If someone tells you something that dumbfounds you, you'll need to know how
to handle it. Of course, it goes without saying that you don't handle it
by telling everyone. You should be ready with words of wisdom and/or the
willingness to stand in the gap through prayer.
- Never Honor Friendship Above the Lord (Deuteronomy 13:6-13): I'm
not endorsing stoning by mentioning this passage :-). Instead, I'm drawing
out the element of the passage. The element here is that friendship, or our
affection for someone, does not take precedence over the things of God and
the statutes He has ordained for our lives. If a friend brings you something
(e.g., information) that violates the love of God, you have a responsibility
to reject it AND to deal with the individual - not with stones, but with
a true Rock, the word of God.
- Choose Friends Wisely (Proverbs 22:24-25): Our reference
verse here deals with being friends with an angry person. Verse 25 gives
the reason - lest you learn his ways and get a snare to thy soul. First Corinthians
15:33 says, Be not deceived: evil communications corrupt good manners. Two
words here that must be understood - communications and manners. They actually
mean, respectively, company/companionships and morals.

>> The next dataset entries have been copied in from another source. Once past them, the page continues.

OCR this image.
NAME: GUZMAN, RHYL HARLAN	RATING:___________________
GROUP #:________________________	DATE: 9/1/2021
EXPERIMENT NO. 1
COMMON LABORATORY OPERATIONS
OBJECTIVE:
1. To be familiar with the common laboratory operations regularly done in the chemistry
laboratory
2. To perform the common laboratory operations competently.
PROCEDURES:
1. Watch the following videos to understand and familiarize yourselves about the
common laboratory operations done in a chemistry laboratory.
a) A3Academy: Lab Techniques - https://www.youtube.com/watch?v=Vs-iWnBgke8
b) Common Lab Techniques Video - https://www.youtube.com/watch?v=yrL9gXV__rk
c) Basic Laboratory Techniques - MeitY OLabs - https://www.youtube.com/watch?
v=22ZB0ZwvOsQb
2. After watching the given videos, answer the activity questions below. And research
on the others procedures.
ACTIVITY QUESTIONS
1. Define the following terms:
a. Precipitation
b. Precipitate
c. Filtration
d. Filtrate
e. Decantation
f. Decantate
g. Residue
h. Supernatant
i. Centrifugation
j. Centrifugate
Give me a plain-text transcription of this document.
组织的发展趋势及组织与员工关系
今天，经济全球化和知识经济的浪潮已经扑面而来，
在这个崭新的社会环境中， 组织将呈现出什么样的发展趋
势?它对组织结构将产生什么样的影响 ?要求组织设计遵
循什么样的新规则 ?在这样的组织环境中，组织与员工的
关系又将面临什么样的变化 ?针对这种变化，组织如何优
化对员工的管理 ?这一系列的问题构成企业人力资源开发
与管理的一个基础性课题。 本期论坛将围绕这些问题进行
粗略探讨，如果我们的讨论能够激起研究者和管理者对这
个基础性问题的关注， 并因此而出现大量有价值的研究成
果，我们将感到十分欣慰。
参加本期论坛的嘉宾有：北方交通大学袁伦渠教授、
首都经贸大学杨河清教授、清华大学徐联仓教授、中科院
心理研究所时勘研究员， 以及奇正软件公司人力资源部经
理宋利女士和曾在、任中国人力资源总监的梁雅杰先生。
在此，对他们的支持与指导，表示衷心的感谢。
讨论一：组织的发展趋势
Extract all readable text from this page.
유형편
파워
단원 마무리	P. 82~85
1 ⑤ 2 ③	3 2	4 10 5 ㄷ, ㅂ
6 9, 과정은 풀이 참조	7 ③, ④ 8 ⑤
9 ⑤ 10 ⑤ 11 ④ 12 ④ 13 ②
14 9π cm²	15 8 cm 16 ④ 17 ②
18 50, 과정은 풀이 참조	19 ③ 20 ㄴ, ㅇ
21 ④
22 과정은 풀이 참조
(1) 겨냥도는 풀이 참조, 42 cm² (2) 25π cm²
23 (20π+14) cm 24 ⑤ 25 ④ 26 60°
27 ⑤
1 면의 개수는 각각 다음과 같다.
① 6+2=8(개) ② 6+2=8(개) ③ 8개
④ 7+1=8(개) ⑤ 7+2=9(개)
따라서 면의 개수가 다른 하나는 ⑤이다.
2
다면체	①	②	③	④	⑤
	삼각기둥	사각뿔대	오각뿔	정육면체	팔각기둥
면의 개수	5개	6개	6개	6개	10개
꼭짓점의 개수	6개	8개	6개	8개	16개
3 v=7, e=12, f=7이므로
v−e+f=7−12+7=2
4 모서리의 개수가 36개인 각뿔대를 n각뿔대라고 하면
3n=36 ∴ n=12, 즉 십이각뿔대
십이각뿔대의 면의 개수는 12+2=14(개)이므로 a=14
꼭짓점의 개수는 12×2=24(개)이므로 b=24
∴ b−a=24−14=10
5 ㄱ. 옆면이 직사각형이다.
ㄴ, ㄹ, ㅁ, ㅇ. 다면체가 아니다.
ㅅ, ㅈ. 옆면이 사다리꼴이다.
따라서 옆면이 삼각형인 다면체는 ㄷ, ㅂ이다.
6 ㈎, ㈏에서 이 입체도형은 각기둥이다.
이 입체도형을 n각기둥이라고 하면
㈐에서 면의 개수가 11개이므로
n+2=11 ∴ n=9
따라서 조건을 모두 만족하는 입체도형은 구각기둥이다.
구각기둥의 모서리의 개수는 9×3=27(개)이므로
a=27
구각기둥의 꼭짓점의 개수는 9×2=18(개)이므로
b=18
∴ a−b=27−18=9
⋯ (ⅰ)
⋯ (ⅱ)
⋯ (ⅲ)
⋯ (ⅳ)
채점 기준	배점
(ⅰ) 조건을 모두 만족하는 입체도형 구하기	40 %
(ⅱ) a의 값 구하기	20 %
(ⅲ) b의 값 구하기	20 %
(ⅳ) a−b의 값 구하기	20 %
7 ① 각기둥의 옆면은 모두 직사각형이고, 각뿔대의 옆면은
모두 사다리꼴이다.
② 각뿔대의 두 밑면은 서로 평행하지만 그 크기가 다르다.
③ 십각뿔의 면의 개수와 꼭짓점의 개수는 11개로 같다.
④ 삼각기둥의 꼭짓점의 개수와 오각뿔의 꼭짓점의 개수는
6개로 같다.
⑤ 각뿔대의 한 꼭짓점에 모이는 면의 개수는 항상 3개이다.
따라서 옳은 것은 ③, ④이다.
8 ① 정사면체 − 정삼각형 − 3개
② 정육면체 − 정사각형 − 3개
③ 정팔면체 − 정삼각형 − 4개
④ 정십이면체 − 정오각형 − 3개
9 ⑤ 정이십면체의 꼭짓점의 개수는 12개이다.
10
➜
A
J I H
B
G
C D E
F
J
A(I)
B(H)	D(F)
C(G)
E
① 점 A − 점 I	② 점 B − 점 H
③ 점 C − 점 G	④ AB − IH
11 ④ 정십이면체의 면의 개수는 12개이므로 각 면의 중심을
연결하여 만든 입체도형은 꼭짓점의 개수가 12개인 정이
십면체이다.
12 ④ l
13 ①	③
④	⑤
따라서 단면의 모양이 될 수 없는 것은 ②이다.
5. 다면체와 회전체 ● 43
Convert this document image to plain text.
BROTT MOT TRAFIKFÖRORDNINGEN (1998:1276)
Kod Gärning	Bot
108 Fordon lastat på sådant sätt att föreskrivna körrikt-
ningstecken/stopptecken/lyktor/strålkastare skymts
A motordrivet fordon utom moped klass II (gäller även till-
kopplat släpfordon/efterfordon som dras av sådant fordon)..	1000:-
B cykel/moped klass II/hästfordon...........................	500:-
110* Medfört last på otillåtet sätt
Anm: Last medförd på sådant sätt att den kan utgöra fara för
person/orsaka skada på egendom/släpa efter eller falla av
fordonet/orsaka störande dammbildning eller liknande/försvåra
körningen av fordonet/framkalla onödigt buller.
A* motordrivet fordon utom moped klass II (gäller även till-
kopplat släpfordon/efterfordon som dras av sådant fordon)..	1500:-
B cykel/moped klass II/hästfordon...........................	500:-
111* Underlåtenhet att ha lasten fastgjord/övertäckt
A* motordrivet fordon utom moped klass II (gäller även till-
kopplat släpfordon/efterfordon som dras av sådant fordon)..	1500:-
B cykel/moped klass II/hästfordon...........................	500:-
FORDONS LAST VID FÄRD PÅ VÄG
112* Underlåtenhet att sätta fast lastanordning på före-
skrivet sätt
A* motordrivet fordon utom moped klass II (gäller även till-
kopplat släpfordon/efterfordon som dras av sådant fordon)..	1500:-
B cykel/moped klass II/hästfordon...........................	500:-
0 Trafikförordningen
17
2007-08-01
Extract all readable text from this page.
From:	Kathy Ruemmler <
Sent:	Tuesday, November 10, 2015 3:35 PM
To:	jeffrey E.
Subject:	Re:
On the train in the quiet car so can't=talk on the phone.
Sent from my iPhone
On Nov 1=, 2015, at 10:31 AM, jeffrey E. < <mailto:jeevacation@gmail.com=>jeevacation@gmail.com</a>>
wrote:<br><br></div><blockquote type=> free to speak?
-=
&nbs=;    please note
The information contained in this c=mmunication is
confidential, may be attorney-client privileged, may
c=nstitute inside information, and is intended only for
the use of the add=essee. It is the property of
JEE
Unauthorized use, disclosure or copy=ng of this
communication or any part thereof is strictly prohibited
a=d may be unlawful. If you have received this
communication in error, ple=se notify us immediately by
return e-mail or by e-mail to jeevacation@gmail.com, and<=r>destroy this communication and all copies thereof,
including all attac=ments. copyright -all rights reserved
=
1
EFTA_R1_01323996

In other words, association
brings about assimilation.
There are more examples in scripture about bad associations and alliances via friendship. Remember the account of Haman in the book of Esther? He was the one who had gallows built for the purpose of hanging and killing Mordecai, but ended up hanging on them himself. Guess what? The gallows weren't Haman's idea. According to Esther 5:14, this suggestion came from Haman's wife and friends. Haman's ungodly friends became a source of his death. Pashur, an enemy of Jeremiah, had judgment pronounced upon him in Jeremiah 20:6. The related problem here is that judgment was also pronounced on his friends that he had been prophesying lies to. If you lack wisdom choosing friends, remember that God will give wisdom liberally for the asking. Choosing friends, just as many things Christians do, is actually a matter of life and death. Choose wisely.
- Don't Wear Out Your Welcome - Be Discerning (Proverbs 25:17): This verse is so unfamiliar and possibly shocking that it should be printed. "Withdraw thy foot from thy neighbour's house; lest he be weary of thee, and so hate thee.' The Holy Ghost Himself is stating that it's possible to get on someone's nerves. Everybody needs some space (some "me-time" if you will) at some time or another. Single people need it. Married people need it. You need time alone with the Lord and you need time alone with yourself to take care of your business and gather your thoughts. You can't accomplish this if you're always in someone's presence. I'm glad the Lord created us with a limit such as this. The word "weary" in this passage means to be satisfied. In other words, there is a point of "satisfaction" that we reach with one another as friends that we should not violate. When we cross this line, it results in what appears to be moodiness, agitation and short-temperedness. Both the person wearing out his/her welcome and the person who is being worn out need to be aware of these warning signs and submit to them so that the friendship does not become threatened or proceed into discord. When someone has had their "fill" of you, go home. Don't be offended. You need time for yourself as well. If someone is "getting on your nerves", don't hyperbolize the situation and blame it on them. Recognize and be willing to communicate the fact that you need some time to yourself. Be discerning (sharp, wise, understanding of the situation) and respond in a godly manner. Recognition of this "warning sign" makes for healthy friendships.
Jesus had friends. Paul had friends. David had friends. John had friends. We will also have friends. More importantly, we are all someone's friend. How are you handling your commitment as a friend? Can you be counted on? Are you open? Have you chosen your friends wisely or are you fellowshipping with devils? Do you enhance other's lives? Are you capable of providing godly counsel? Have you ever honored your friends above the word of God? Do you?
Let's examine ourselves in these things and accept the challenge that friendship brings. It'll bless us at work, at home, with our brothers and sisters in Christ and in marriage (if the Lord sees fit to grant you this gift). We need friendship. Let's be good at it.